The FHWA’s use of the 3G/4G cellular network for its study reflects the fact that the only intersections equipped, today, with DSRC transponders are associated with a handful of pilots, such as the UMTRI V2I pilot in Michigan.  Global Mobile Alert takes the map-as-a-sensor approach to alerting drivers to intersections, but has also provided for RF communication between the car and infrastructure to support intersection alerts to drivers via the smartphone.

Green Driver’s work in connecting with the IP-based SPAT information of local municipalities (the company is currently operating in Eugene and Portland, Oregon; across the entire state of Utah; in the Dallas suburb of Garland; and in San Jose), has revealed a significant degree of fragmentation in traffic light systems and infrastructure around the U.S.  Some cities are online and able to “play ball” with Green Driver – sharing their SPAT info.  Other cities are able to share, but decline to do so.  Still other cities simply do not have the capability due to the limitations of the back-end systems or the physical roadside infrastructure. 

All three approaches – each targeted at different problems – are built around existing wireless technology.  Both Global Mobile Alert and Green Driver are essentially using the map as a sensor.  Green Driver obtains the SPAT data via the Internet while GMA proposes the use of cellular communication from the traffic light to obtain the timing info.

The new leadership at NHTSA has an opportunity to prioritize the reduction of intersection crashes and fatalities around a market-based approach based on existing technology.  Smartphones, map data, the cellular network and Internet connectivity ought to be leveraged to put into the dashboards of drivers the traffic light location and phase status necessary to improve the efficient management of traffic, reduce congestion and polluting emissions, and prevent fatal accidents. 

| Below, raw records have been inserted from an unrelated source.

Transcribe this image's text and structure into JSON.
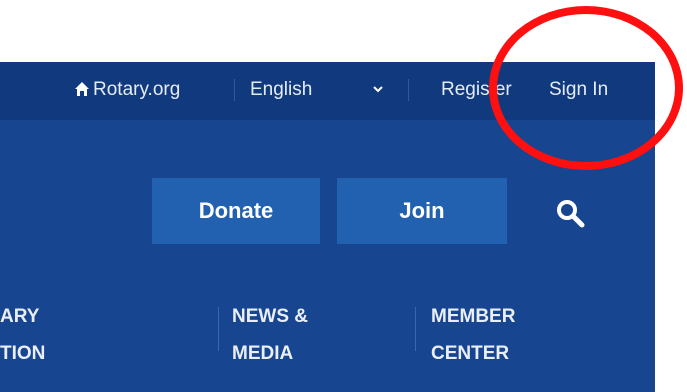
{
  "utility_bar": {
    "home_link": "Rotary.org",
    "language": "English",
    "register": "Register",
    "sign_in": "Sign In"
  },
  "actions": {
    "donate": "Donate",
    "join": "Join"
  },
  "main_nav": [
    {
      "line1": "ARY",
      "line2": "TION"
    },
    {
      "line1": "NEWS &",
      "line2": "MEDIA"
    },
    {
      "line1": "MEMBER",
      "line2": "CENTER"
    }
  ],
  "icons": [
    "home-icon",
    "chevron-down-icon",
    "search-icon"
  ],
  "colors": {
    "brand_blue": "#17458f",
    "utility_bar": "#103a7d",
    "button": "#2260b0",
    "annotation": "#ff1010"
  }
}
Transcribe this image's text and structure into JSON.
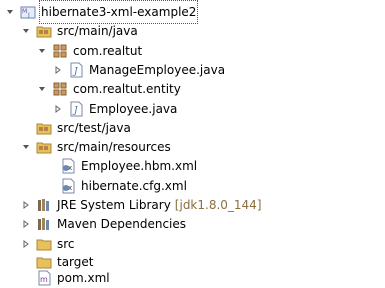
{
  "tree": {
    "project": {
      "label": "hibernate3-xml-example2"
    },
    "src_main_java": {
      "label": "src/main/java"
    },
    "pkg_com_realtut": {
      "label": "com.realtut"
    },
    "manage_employee": {
      "label": "ManageEmployee.java"
    },
    "pkg_entity": {
      "label": "com.realtut.entity"
    },
    "employee_java": {
      "label": "Employee.java"
    },
    "src_test_java": {
      "label": "src/test/java"
    },
    "src_main_resources": {
      "label": "src/main/resources"
    },
    "employee_hbm": {
      "label": "Employee.hbm.xml"
    },
    "hibernate_cfg": {
      "label": "hibernate.cfg.xml"
    },
    "jre_library": {
      "label": "JRE System Library",
      "decoration": "[jdk1.8.0_144]"
    },
    "maven_deps": {
      "label": "Maven Dependencies"
    },
    "src": {
      "label": "src"
    },
    "target": {
      "label": "target"
    },
    "pom": {
      "label": "pom.xml"
    }
  },
  "colors": {
    "decoration": "#8a6f3f",
    "package": "#b5834a",
    "folder": "#e8c15b",
    "java": "#4b6ea8"
  }
}
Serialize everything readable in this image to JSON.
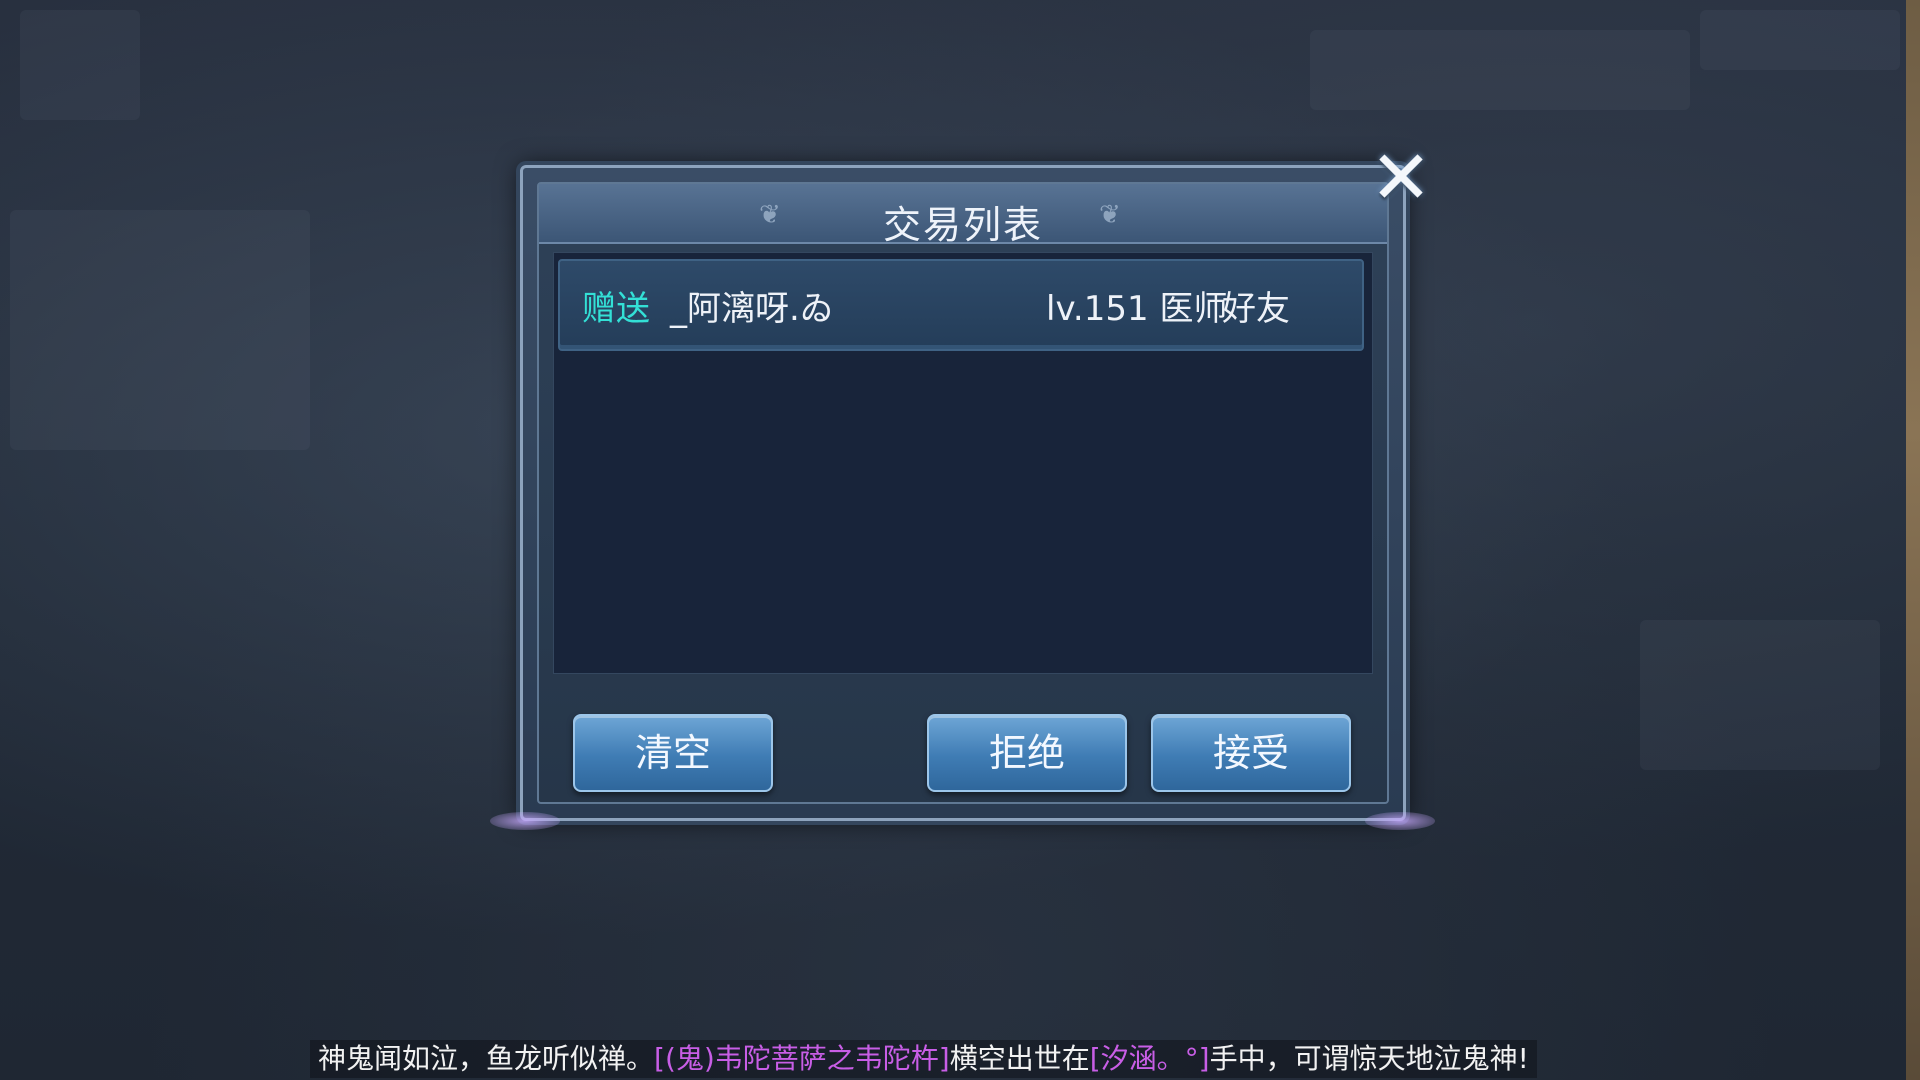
{
  "dialog": {
    "title": "交易列表",
    "rows": [
      {
        "type": "赠送",
        "name": "_阿漓呀.ゐ",
        "level": "lv.151 医师",
        "relation": "好友"
      }
    ],
    "buttons": {
      "clear": "清空",
      "reject": "拒绝",
      "accept": "接受"
    },
    "close_symbol": "✕"
  },
  "broadcast": {
    "part1": "神鬼闻如泣，鱼龙听似禅。",
    "item": "[(鬼)韦陀菩萨之韦陀杵]",
    "part2": "横空出世在",
    "player": "[汐涵。°]",
    "part3": "手中，可谓惊天地泣鬼神!"
  },
  "colors": {
    "trade_type": "#33e0d6",
    "highlight_purple": "#c85ee6",
    "button_blue": "#3f7cb4"
  }
}
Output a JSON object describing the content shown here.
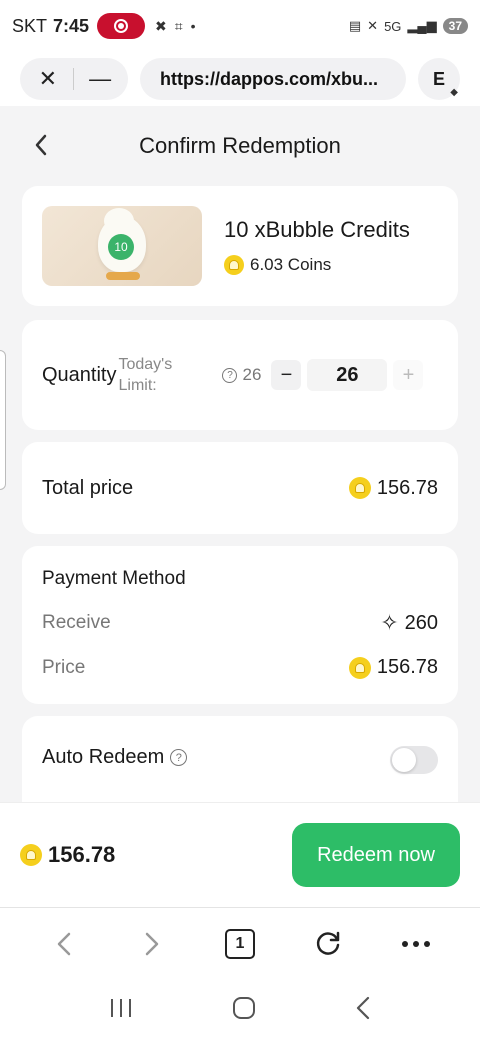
{
  "status_bar": {
    "carrier": "SKT",
    "time": "7:45",
    "network": "5G",
    "battery": "37"
  },
  "browser": {
    "url": "https://dappos.com/xbu...",
    "profile_initial": "E"
  },
  "page": {
    "title": "Confirm Redemption",
    "product": {
      "name": "10 xBubble Credits",
      "badge": "10",
      "price": "6.03 Coins"
    },
    "quantity": {
      "label": "Quantity",
      "limit_label": "Today's Limit:",
      "limit_value": "26",
      "value": "26",
      "minus": "−",
      "plus": "+"
    },
    "total": {
      "label": "Total price",
      "value": "156.78"
    },
    "payment": {
      "title": "Payment Method",
      "receive_label": "Receive",
      "receive_value": "260",
      "price_label": "Price",
      "price_value": "156.78"
    },
    "auto_redeem": {
      "label": "Auto Redeem",
      "enabled": false
    }
  },
  "footer": {
    "amount": "156.78",
    "redeem_label": "Redeem now"
  },
  "browser_nav": {
    "tab_count": "1"
  },
  "colors": {
    "accent_green": "#2dbd67",
    "coin_yellow": "#f5cf1d",
    "recording_red": "#c8102e",
    "page_bg": "#f4f4f5"
  },
  "icons": [
    "close-icon",
    "minimize-icon",
    "back-chevron-icon",
    "question-icon",
    "coin-icon",
    "sparkle-icon",
    "back-arrow-icon",
    "forward-arrow-icon",
    "reload-icon",
    "more-icon",
    "recents-icon",
    "home-icon",
    "system-back-icon"
  ]
}
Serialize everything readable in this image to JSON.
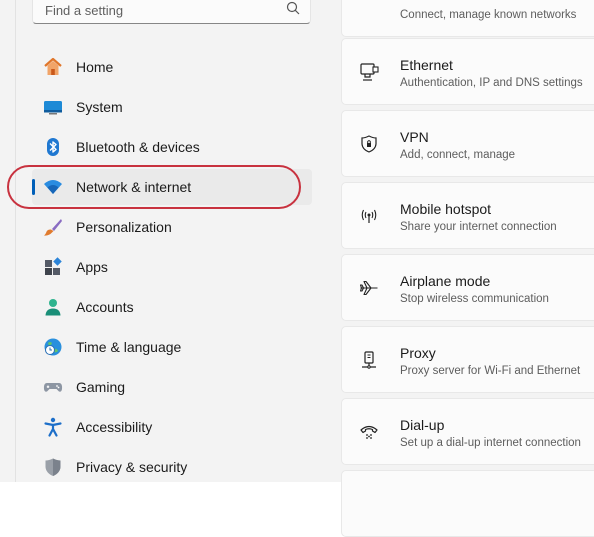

The Insurance Institute for Highway Safety (IIHS) continues to advocate for the efficacy of red light cameras to reduce red-light running and related accidents citing its latest research on installations in Virginia.  Not only do the IIHS findings conflict with more rigorous studies conducted by traffic authorities and universities everywhere from California and New Mexico to Virginia and New Jersey, it is by now clear that red-light cameras are nothing more than a revenue producing distraction and an invasion of privacy.

Red-light cameras do not even put additional officers on the street better able to focus on more important law enforcement matters.  In most deployments, officers must review and approve the citations – shifting the burden rather than conserving resources. 

We, indeed, have the technology to save lives, reduce congestion and emissions, and enable the safe, smooth flow of traffic through intersections.  And the best news of all, we can achieve all these objectives with market-oriented implementations of existing technology.